As part of the plan, migrants would be integrated into communities across the country, where they would be entitled to full protection under Rwandan law, offered equal access to employment, and enrolment in healthcare and social care services, among other benefits.
The ruling by the UK court on Wednesday did nothing but vilify Rwanda, a country that was only trying to offer a solution with the little it has, and driven by nothing but her own turbulent past.
According to the ruling, "Rwanda is not a safe country” where these asylum seekers can be resettled and enjoy their full freedoms. The judges particularly said that there were no guarantees that these people would not be taken back to their own country from where they fled.
The latest ruling did not come as a surprise because, since the agreement was signed between the Minister of Foreign Affairs and the then UK Secretary for Home Affairs in April last year, Rwanda has faced a barrage of accusations, with some even saying that the country did this for economic gain.
While the UK government has announced it is working on a ‘Plan B’ that could see the asylum seekers eventually sent to Rwanda, it must be understood that Rwanda made this offer as a solution to this global challenge.

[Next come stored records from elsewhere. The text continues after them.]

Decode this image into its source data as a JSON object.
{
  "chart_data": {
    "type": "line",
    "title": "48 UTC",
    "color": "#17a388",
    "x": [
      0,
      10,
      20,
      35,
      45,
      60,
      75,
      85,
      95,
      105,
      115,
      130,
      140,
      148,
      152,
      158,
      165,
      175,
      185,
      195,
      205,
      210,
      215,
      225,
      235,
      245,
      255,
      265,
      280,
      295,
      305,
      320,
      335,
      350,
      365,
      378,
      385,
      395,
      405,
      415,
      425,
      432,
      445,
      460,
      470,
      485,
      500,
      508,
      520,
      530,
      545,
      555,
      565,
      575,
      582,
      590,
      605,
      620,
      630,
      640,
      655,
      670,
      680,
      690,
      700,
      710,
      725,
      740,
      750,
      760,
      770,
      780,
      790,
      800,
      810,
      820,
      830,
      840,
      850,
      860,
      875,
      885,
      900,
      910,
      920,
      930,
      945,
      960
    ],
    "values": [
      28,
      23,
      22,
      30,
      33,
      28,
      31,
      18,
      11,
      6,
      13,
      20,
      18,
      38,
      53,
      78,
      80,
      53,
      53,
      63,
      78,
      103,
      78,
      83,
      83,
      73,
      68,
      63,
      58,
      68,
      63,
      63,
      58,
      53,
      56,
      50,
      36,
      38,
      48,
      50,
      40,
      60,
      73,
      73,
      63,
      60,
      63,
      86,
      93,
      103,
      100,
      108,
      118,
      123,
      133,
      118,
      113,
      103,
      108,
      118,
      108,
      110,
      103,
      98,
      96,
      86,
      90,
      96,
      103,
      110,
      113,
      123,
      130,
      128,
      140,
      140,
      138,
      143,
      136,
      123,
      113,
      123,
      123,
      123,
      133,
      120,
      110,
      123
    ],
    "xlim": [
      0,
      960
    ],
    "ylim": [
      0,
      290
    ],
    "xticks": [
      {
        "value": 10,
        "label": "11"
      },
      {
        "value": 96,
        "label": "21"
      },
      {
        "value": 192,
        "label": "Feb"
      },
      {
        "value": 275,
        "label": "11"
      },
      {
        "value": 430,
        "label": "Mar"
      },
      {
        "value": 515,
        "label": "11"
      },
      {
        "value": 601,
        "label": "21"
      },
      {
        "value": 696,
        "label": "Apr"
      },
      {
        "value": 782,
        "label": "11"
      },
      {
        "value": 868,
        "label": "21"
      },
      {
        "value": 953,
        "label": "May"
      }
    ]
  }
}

This is not the first time the country has shown compassion to a suffering people. In 2019, Rwanda offered to take in thousands of asylum seekers who were stuck in Libya where they were being sold as slaves. Since then hundreds of them have been brought here, and many of them were processed to relocate to third countries mainly in Europe and North America.
As of today, more of these people are still coming and hosted in their designated facility in Bugesera District, where they live freely and some have even chosen to stay in Rwanda over relocation to third countries. In fact, on Thursday, November 16, another group of 160 was received at Kigali International Airport from Libya.